Thursday 2 October 2014

Why police officers can forget

Dr Lorraine Hope has found extreme physical exertion in a threatening situation can seriously damage the memories of those involved

Extreme physical exertion in a threatening situation lasting just 60 seconds can "seriously damage" the memories of those involved, according to a new study of police officers.

Police officers, witnesses and victims of crime suffer loss of memory, recognition and awareness of their environment if they have to use bursts of physical energy in a combative encounter.

This can occur in situations such as an officer chasing a fleeing suspect, according to Lorraine Hope of the University of Portsmouth.

She said that her findings, published in Psychological Science, are a warning of the problems with witness statements to the courts.

She explained: "Police officers are often expected to remember in detail who said what and how many blows were received or given in the midst of physical struggle or shortly afterwards. The results of our tests indicate it may be very difficult for them to do this.

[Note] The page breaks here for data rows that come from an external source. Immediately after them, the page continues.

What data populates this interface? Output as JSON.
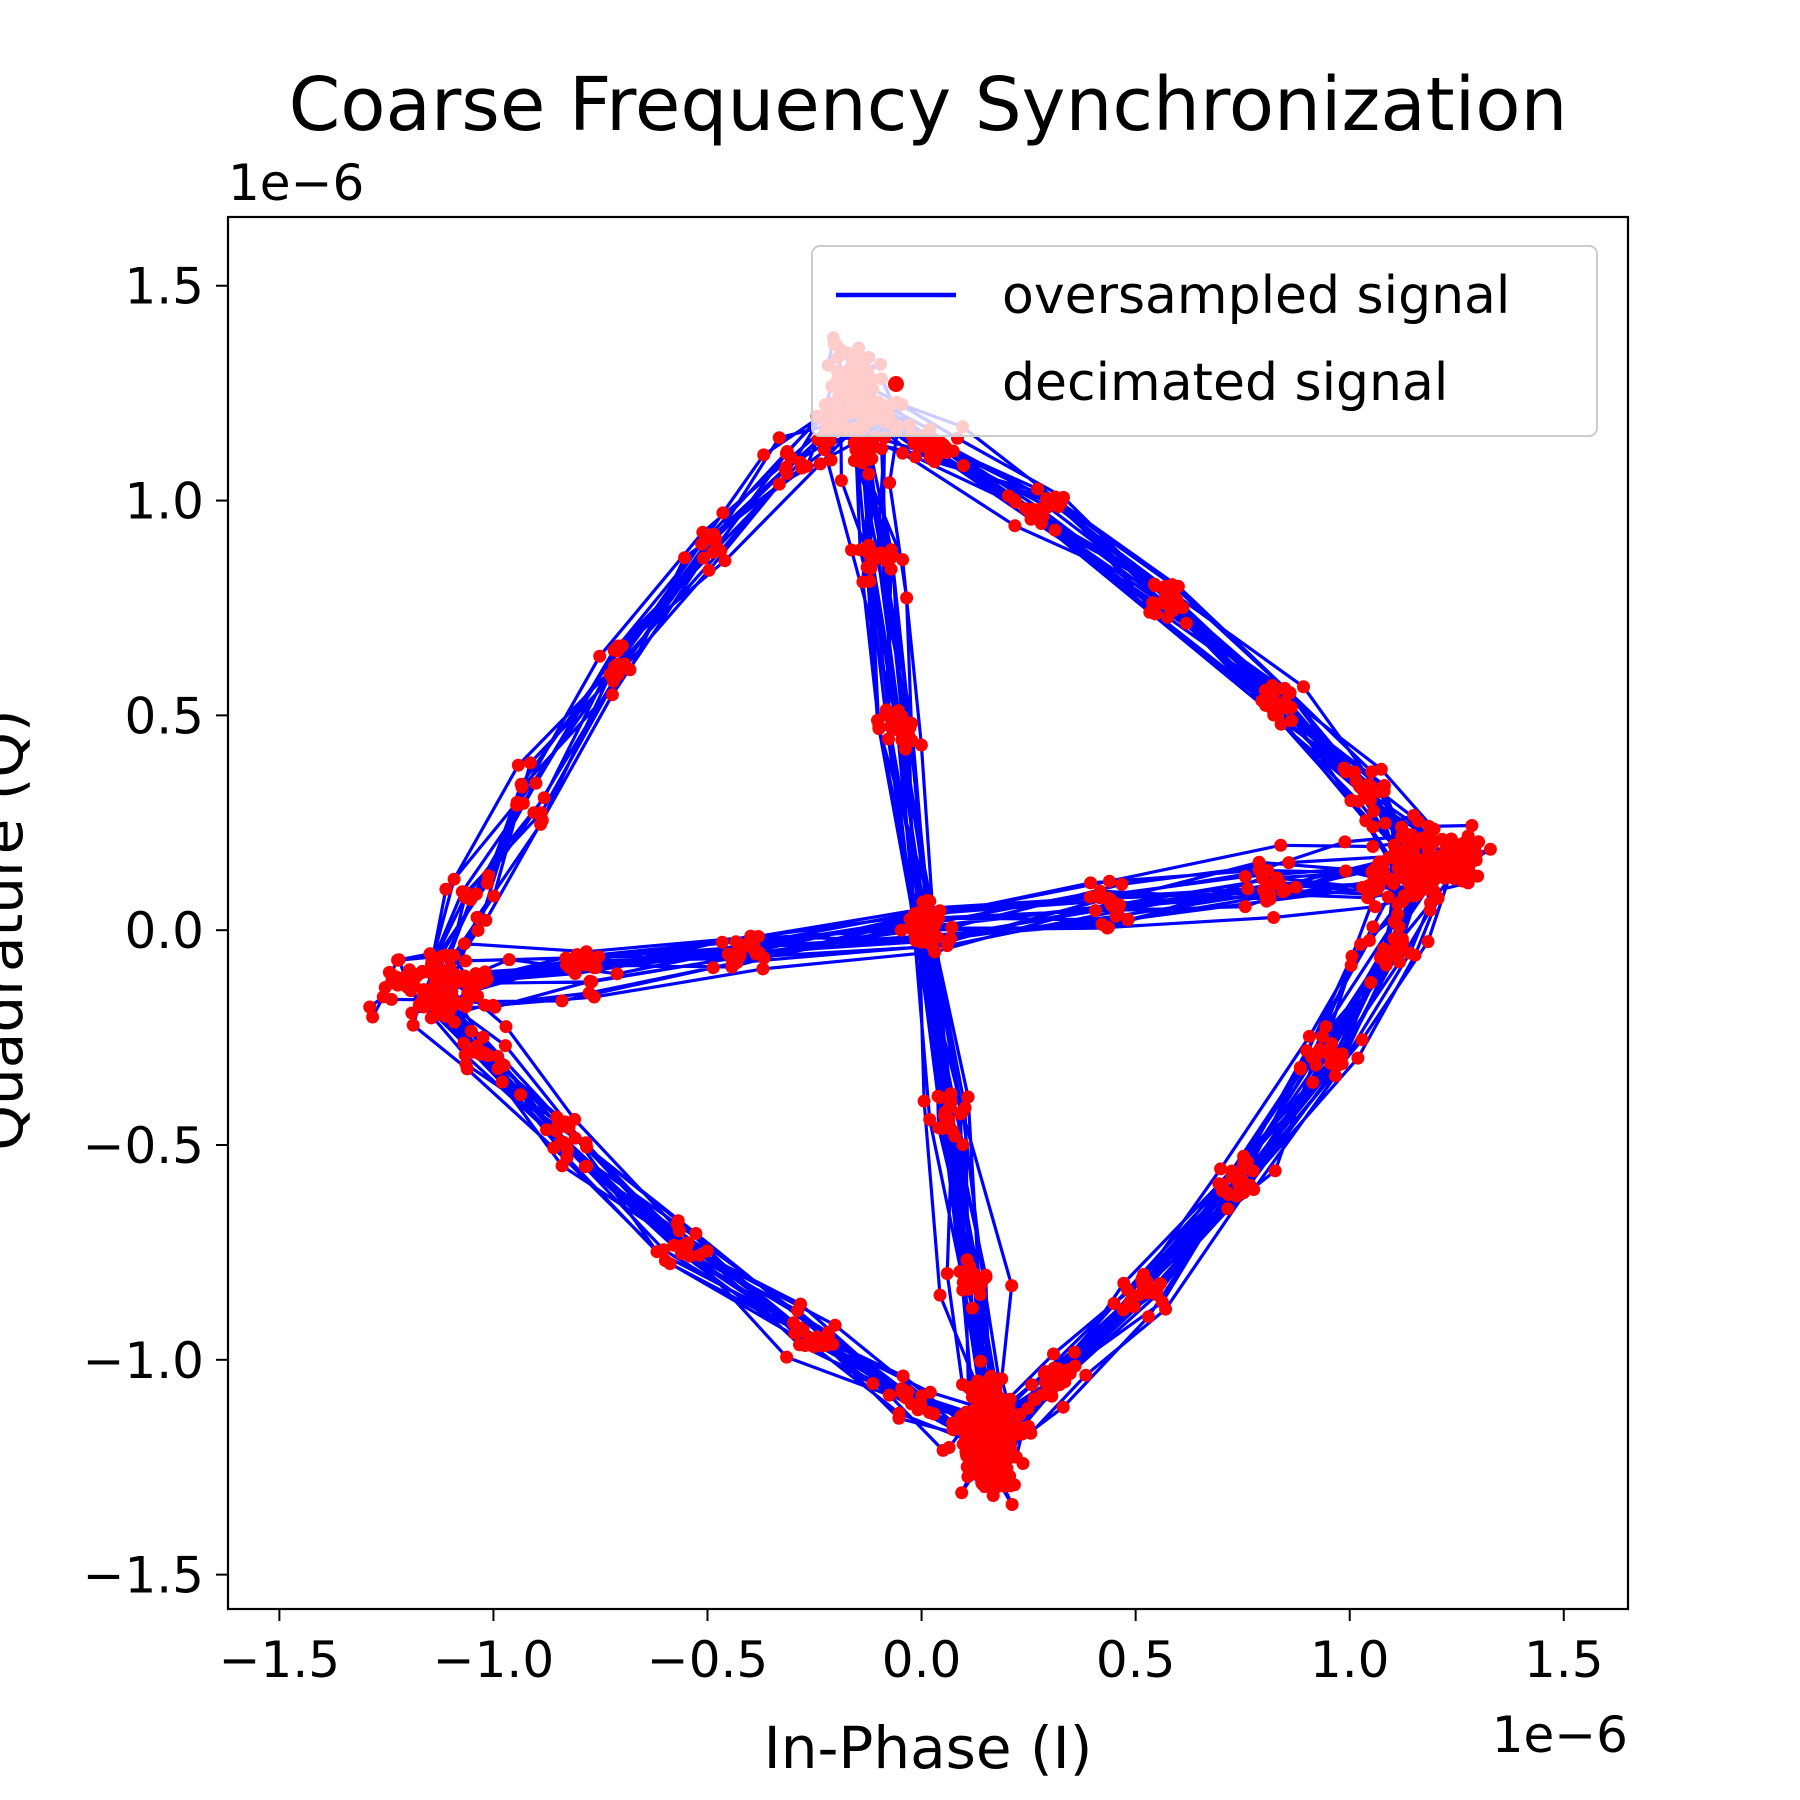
{
  "chart_data": {
    "type": "scatter",
    "title": "Coarse Frequency Synchronization",
    "xlabel": "In-Phase (I)",
    "ylabel": "Quadrature (Q)",
    "x_offset_label": "1e−6",
    "y_offset_label": "1e−6",
    "xlim": [
      -1.62,
      1.65
    ],
    "ylim": [
      -1.58,
      1.66
    ],
    "xticks": [
      -1.5,
      -1.0,
      -0.5,
      0.0,
      0.5,
      1.0,
      1.5
    ],
    "xtick_labels": [
      "−1.5",
      "−1.0",
      "−0.5",
      "0.0",
      "0.5",
      "1.0",
      "1.5"
    ],
    "yticks": [
      -1.5,
      -1.0,
      -0.5,
      0.0,
      0.5,
      1.0,
      1.5
    ],
    "ytick_labels": [
      "−1.5",
      "−1.0",
      "−0.5",
      "0.0",
      "0.5",
      "1.0",
      "1.5"
    ],
    "grid": false,
    "legend_position": "top-right",
    "series": [
      {
        "name": "oversampled signal",
        "kind": "line",
        "color": "#0000ff",
        "description": "QPSK constellation trajectory with residual frequency offset; clusters near (-1.1,-0.1), (0.15,-1.15), (1.15,0.15), (-0.15,1.2)"
      },
      {
        "name": "decimated signal",
        "kind": "marker",
        "color": "#ff0000"
      }
    ],
    "constellation_points": [
      {
        "x": -1.12,
        "y": -0.12
      },
      {
        "x": 0.15,
        "y": -1.15
      },
      {
        "x": 1.15,
        "y": 0.15
      },
      {
        "x": -0.15,
        "y": 1.2
      }
    ]
  }
}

"As exhaustion takes over, cognitive resources tend to diminish. The ability to fully shift attention is inhibited, so even potentially relevant information might not be processed. Ultimately, memory is determined by what we can process.

"The legal system puts a great deal of emphasis on witness accounts, particularly those of professional witnesses like police officers.

"Investigators and courts need to understand that an officer who cannot provide details about an encounter where physical exertion has played a role is not necessarily being deceptive or uncooperative.

"An officer's memory errors or omissions after an intense physical struggle should not unjustly affect his or her credibility."

The team of researchers tested 42 male and 10 female fit and healthy police officers in Winnipeg, Canada, for the study.